Today’s edition of quick hits.
* Wall Street was not for the faint of heart today: “Stocks trimmed losses, but still ended lower for the second session in a row as investors mulled news that the Federal Reserve has pumped $38 billion into the banking system amid ongoing worries about tightening credit and the subprime mortgage market fallout.”
* Facing the heat, Giuliani is backpedaling: “I think I could have said it better,” he told nationally syndicated radio host Mike Gallagher. “You know, what I was saying was, ‘I’m there with you.’ … There were people there less than me, people on my staff, who already have had serious health consequences, and they weren’t there as often as I was, but I wasn’t trying to suggest a competition of any kind, which is the way it come across.”
* Pakistani President Pervez Musharraf raised some eyebrows this week when, to Bush’s embarrassment, he said he would not attend a joint Afghan-Pakistan tribal conference aimed at cracking down on jihadists. Today, he reversed course and agreed “in principle” to participate.
* Following up on reports from the blogs yesterday, ABC News reports, “For the second time in as many weeks, a senior House Republican may have divulged classified information in the media.” Let this be a lesson to all of us: the GOP is not to be trusted with state secrets.
* Capt. Maria I. Ortiz was buried yesterday at Arlington National Cemetery yesterday, a month after she was killed in a mortar attack Baghdad’s Green Zone. Ortiz, from Puerto Rico, is the first nurse killed in combat since the Vietnam War.
* TP: “Yesterday, lawyers for Guantanamo Bay detainees asked a federal judge in San Francisco to invalidate the recently-passed FISA law that lets the Bush administration conduct warrantless surveillance on suspected terrorists without first getting court-approved warrants. ‘We are asking your honor, as swiftly as possible, to declare this statute unconstitutional,’ said Michael Avery, a lawyer for the Center for Constitutional Rights…. ‘Neither Congress nor the president has the power to repeal the Fourth Amendment’s warrant requirements,’ Avery said.”
* The RNC’s direct-mail fundraising program has to be the sleaziest, most corrupted fundraising operation in professional politics.
* Dick Cheney still wants to attack Iran.
* A new CNN poll shows that Americans believe a) we are not winning in Iraq; b) we are capable of winning in Iraq; and c) we will not win in Iraq. Sounds about right.
* If taxes on cigarettes go up, people smoke less. Good to know.
* Even after Missouri voters passed a statewide constitutional amendment on embryonic stem cell research, the anti-cure community is still standing in the way of life-saving medical research. “State lawmakers who opposed the constitutional amendment continue to fight it, introducing new bills that would bar some types of the research and suggesting that a ballot initiative to that end may lie ahead.”
* Bill O’Reilly blasted bloggers last night, describing us as “blackmailers.” I have no idea what this means.
* NYT: “Lyrics sung by Pearl Jam criticizing President Bush during a concert last weekend in Chicago should not have been censored during a Webcast by AT&T, a company spokesman said Thursday…. The AT&T spokesman, Michael Coe, said that the silencing was a mistake and that the company was working with the vendor that produces the Webcasts to avoid future misunderstandings.”

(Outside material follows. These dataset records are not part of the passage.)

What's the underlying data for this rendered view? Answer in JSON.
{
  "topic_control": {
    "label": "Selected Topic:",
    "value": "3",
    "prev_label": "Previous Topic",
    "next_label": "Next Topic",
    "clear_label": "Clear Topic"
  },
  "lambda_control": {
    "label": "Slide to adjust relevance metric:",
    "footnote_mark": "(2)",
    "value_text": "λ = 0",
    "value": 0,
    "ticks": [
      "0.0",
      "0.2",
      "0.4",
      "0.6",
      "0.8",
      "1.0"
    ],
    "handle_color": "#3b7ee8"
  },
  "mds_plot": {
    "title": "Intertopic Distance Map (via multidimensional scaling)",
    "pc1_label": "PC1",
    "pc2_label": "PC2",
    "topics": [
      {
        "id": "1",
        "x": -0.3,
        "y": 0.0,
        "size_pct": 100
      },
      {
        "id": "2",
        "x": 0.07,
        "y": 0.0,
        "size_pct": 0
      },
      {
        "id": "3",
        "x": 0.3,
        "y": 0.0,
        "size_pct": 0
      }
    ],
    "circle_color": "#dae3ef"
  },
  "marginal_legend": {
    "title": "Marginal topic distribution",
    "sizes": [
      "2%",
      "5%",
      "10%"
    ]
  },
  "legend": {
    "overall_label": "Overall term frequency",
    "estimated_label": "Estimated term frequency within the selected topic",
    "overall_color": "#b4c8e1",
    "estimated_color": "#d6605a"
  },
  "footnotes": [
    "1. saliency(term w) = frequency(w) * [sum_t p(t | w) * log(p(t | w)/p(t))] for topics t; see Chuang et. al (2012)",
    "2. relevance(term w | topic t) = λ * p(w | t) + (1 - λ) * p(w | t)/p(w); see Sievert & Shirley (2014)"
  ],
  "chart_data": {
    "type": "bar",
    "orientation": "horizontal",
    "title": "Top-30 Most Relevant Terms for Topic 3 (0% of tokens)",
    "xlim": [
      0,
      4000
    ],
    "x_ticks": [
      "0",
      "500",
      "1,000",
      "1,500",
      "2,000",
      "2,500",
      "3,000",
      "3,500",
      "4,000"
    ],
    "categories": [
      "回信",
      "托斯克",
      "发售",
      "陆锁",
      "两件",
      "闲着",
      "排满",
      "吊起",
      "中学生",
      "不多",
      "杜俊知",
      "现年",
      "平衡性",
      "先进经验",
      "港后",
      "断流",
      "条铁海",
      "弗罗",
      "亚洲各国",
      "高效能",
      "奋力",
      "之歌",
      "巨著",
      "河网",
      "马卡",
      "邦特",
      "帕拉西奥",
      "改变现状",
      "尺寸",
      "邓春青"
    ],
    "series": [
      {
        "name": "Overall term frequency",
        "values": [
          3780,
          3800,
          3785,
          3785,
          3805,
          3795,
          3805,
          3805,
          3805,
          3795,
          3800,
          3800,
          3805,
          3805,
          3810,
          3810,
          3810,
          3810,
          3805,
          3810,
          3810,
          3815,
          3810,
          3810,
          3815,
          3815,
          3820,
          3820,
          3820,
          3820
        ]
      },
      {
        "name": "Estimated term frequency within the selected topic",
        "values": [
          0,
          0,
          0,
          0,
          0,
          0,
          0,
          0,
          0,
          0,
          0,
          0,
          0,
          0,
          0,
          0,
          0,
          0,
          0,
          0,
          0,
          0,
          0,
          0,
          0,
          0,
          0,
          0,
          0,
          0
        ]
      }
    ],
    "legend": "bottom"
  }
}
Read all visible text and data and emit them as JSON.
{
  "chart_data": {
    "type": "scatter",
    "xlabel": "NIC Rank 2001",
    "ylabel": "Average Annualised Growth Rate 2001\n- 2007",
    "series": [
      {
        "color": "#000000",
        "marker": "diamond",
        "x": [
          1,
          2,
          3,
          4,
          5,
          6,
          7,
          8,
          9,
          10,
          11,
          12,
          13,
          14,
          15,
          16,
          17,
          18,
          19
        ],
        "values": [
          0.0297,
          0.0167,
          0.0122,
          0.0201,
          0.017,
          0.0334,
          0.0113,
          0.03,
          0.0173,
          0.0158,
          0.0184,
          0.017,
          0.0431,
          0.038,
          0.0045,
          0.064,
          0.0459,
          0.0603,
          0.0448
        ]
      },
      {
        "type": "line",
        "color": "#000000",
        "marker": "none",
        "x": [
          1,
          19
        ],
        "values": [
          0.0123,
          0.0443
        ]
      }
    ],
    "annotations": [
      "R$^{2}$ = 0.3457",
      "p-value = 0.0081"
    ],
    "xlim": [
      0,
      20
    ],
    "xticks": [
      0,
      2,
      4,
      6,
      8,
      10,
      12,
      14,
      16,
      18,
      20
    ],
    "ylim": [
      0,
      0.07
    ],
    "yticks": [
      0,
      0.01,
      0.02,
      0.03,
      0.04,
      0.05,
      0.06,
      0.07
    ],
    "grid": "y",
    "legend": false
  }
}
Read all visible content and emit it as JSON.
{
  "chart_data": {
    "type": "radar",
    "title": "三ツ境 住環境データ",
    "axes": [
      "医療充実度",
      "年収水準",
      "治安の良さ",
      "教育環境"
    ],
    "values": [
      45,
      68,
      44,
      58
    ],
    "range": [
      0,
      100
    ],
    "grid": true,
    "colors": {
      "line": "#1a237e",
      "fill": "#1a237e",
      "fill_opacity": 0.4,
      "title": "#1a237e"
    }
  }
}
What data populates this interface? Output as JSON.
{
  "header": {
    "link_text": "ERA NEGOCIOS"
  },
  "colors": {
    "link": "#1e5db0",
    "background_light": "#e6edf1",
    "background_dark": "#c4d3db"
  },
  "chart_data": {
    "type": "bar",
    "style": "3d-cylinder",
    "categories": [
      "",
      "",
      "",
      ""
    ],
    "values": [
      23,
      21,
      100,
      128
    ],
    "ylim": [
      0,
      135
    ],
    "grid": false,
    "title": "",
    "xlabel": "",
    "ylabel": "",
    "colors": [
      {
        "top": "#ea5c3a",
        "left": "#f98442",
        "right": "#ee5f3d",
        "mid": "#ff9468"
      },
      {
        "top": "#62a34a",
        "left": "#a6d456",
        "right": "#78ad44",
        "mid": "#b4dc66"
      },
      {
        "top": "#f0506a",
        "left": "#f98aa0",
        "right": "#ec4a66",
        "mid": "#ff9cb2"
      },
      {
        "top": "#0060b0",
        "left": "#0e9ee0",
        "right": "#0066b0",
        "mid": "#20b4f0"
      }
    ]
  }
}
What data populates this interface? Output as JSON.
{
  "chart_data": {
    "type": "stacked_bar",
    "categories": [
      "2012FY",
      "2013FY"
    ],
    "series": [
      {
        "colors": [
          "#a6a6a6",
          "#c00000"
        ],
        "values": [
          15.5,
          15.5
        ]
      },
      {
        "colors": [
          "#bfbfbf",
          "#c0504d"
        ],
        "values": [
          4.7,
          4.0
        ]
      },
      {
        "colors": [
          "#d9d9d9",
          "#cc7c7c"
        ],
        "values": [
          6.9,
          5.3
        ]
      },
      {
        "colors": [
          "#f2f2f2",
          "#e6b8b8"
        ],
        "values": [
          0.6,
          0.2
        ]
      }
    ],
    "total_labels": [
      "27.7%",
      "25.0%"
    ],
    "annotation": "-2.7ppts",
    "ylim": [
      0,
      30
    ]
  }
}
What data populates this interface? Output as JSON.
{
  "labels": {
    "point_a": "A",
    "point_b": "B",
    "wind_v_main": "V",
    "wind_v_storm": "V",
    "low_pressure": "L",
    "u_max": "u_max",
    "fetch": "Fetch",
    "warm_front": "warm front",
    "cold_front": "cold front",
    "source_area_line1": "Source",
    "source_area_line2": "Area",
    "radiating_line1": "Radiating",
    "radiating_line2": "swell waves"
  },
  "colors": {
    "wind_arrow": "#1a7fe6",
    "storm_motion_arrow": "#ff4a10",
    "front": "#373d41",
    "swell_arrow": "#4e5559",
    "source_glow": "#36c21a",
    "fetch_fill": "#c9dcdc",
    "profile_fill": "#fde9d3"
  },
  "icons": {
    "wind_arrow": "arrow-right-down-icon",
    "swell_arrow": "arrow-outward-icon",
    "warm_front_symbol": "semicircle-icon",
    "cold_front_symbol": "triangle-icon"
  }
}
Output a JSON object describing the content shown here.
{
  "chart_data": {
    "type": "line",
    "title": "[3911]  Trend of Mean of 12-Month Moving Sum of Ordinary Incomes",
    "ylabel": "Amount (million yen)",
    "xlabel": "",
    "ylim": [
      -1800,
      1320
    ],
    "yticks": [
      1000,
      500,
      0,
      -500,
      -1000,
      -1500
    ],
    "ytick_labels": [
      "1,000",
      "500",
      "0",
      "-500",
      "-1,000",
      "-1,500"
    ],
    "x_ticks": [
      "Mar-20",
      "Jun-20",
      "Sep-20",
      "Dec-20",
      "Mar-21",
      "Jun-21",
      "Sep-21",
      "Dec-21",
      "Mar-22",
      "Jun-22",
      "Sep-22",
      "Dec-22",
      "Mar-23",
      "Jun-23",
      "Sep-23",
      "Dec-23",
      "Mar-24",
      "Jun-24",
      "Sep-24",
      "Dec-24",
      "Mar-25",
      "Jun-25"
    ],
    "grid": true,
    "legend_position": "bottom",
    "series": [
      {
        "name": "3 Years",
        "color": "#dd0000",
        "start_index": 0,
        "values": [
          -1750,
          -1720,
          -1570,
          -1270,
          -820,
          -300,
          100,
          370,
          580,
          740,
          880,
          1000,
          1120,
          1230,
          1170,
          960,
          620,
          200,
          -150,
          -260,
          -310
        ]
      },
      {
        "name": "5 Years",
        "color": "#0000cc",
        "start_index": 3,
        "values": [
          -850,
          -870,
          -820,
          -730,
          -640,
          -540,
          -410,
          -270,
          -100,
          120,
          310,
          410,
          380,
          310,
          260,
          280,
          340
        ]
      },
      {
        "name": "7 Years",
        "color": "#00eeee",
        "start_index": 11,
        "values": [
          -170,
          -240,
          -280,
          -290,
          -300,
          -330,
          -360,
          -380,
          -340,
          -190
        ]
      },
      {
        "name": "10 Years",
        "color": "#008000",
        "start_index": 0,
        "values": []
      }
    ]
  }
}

* The WaPo’s E. J. Dionne Jr. had a terrific piece today explaining the Dems’ motivation for caving on FISA last week: “Even some very liberal Democrats worried about the political costs of blocking action before the summer recess….One anxiety hovered over the debate: If a terrorist attack happened and Congress had not given Bush what he wanted, the Democrats would get blamed for a lack of vigilance.” Kevin’s analysis was also spot-on: “If you pass the bill, the results are ambiguous. Sure, a lot of people will be angry, but they’ll probably get over it eventually (or so the thinking goes). But if you stall the bill and a terrorist strikes, you are firmly and completely screwed. Goodbye political career. So which choice do you think a risk-averse politicians is likely to make?”
* And finally, MSNBC’s Tucker Carlson hosted a discussion last night on his talk show, addressing the question of whether Barack Obama is “black enough.” Carlson added, “What is the measure of blackness and who gets to decide?” The discussion was limited to three pundits, all of whom are white.
Anything to add? Consider this an end-of-the-day open thread.